School of Medicine

Solving the Alzheimer’s Disease Therapy Drought

From MD Magazine

In just a short decade of Gregory Day’s young career, the US multiple sclerosis (MS) therapy market has exploded from just a handful options to 17 US Food and Drug Administration (FDA)-approved agents for multiple mechanisms.

Day, MD, MSc, assistant professor, Washington University School of Medicine, Knight Alzheimer Disease Research Center, St. Louis, has reflected often on this fact — how a complex condition went from having only a few treatments to a cabinet’s worth of drugs in only 10 years. It especially lingers on him because it’s a trajectory he hopes for Alzheimer’s disease (AD) therapies.

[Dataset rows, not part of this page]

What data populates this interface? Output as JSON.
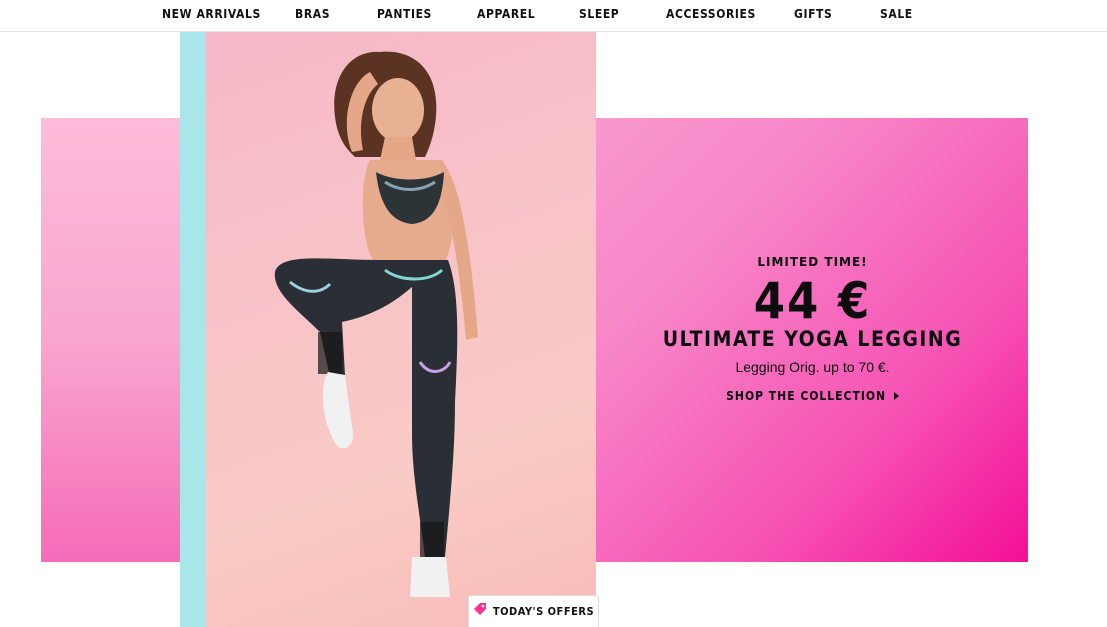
{
  "nav": {
    "items": [
      {
        "label": "NEW ARRIVALS"
      },
      {
        "label": "BRAS"
      },
      {
        "label": "PANTIES"
      },
      {
        "label": "APPAREL"
      },
      {
        "label": "SLEEP"
      },
      {
        "label": "ACCESSORIES"
      },
      {
        "label": "GIFTS"
      },
      {
        "label": "SALE"
      }
    ]
  },
  "promo": {
    "eyebrow": "LIMITED TIME!",
    "price": "44 €",
    "title": "ULTIMATE YOGA LEGGING",
    "subtitle": "Legging Orig. up to 70 €.",
    "cta": "SHOP THE COLLECTION",
    "cta_icon": "chevron-right-icon"
  },
  "offers_tab": {
    "label": "TODAY'S OFFERS",
    "icon": "tag-icon",
    "icon_color": "#ff2f8e"
  },
  "colors": {
    "banner_pink": "#f653b4",
    "teal": "#a9e6ea"
  }
}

In an interview with MD Magazine at the 70th annual meeting of the American Academy of Neurology (AAN) in Los Angeles, CA, this week, Day called AD a challenging disease, which somehow may be an understatement. At the end of 2017, the National Institutes of Health (NIH) reported an estimate that approximately 6 million adults in the US have either AD or mild cognitive impairment — a telling early symptom of the disease. Despite this, it has been 15 years since a drug was approved for AD.

The reasons why AD research fails to reach marketable progress is both varied and self-perpetuating: its aggressive pathology is complimented by limited diagnoses, reducing the pool of early-diagnosed patients for clinical trials. In diagnosing these issues, Day mapped out a way for researchers to bring about a clear resolution.

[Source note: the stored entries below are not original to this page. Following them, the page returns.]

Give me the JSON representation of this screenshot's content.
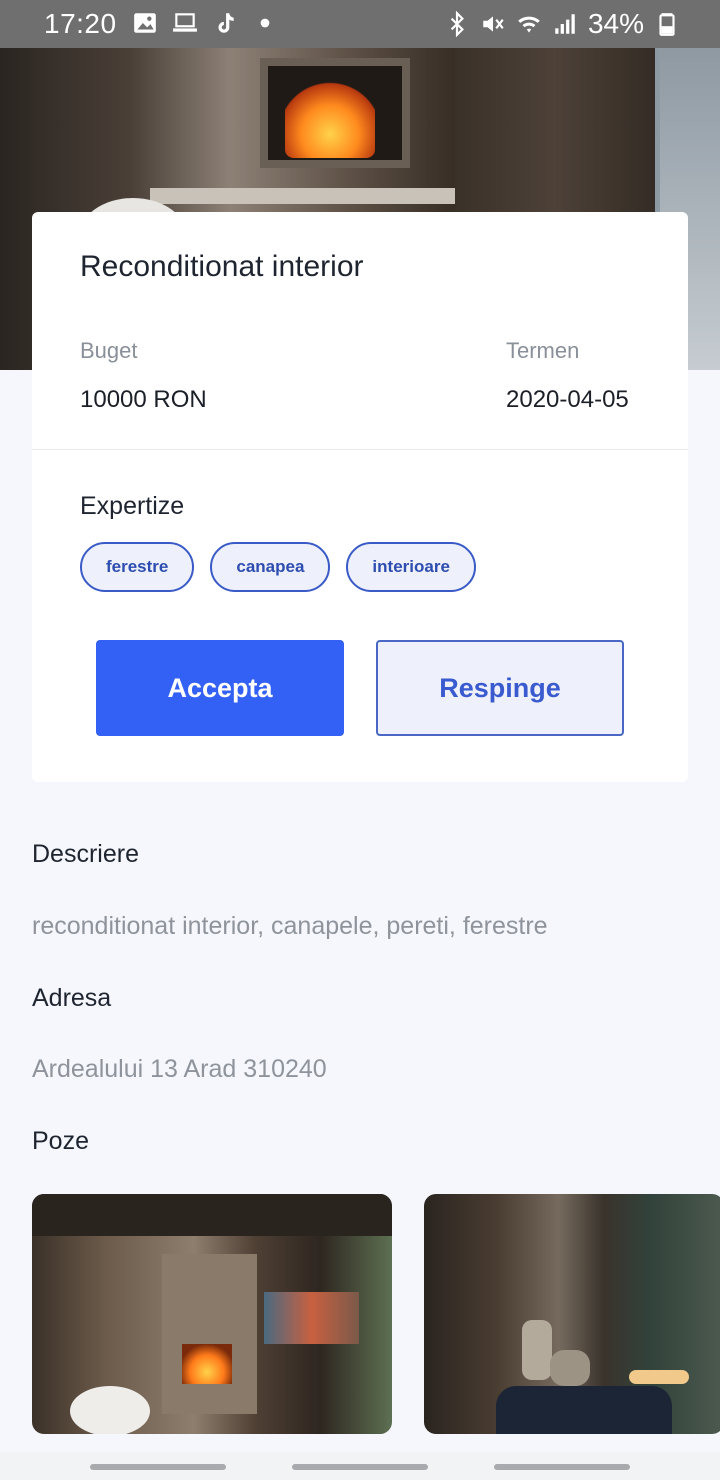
{
  "status_bar": {
    "time": "17:20",
    "battery": "34%",
    "icons": [
      "image-icon",
      "laptop-icon",
      "tiktok-icon",
      "dot-icon",
      "bluetooth-icon",
      "mute-icon",
      "wifi-icon",
      "signal-icon",
      "battery-icon"
    ]
  },
  "job": {
    "title": "Reconditionat interior",
    "budget_label": "Buget",
    "budget_value": "10000 RON",
    "deadline_label": "Termen",
    "deadline_value": "2020-04-05",
    "expertise_title": "Expertize",
    "tags": [
      "ferestre",
      "canapea",
      "interioare"
    ],
    "accept_label": "Accepta",
    "reject_label": "Respinge"
  },
  "details": {
    "description_title": "Descriere",
    "description_text": "reconditionat interior, canapele, pereti, ferestre",
    "address_title": "Adresa",
    "address_text": "Ardealului 13 Arad 310240",
    "photos_title": "Poze"
  },
  "colors": {
    "accent": "#3461f5",
    "chip_border": "#3a5bc7",
    "background": "#f5f7fc"
  }
}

He explained that AD is a condition that presents insidiously in patients. Unlike the relapsing or remitting forms of MS, Alzheimer’s is relentlessly progressive. Indeed, a majority of Americans who have symptomatic AD either don’t receive a diagnosis in the clinic, or receive a diagnosis of dementia that doesn’t conclude on what has driven the symptom. When the diagnosis eventually comes, physicians can only tell patients about its progression and their eventual death.

“And without people knowing what the diagnosis is, I don’t think we’re going to have the opportunity to assign them appropriately to clinical research,” Day said. “We’re not going to have opportunities to learn about their care or their progression, or evaluate therapies in that population.”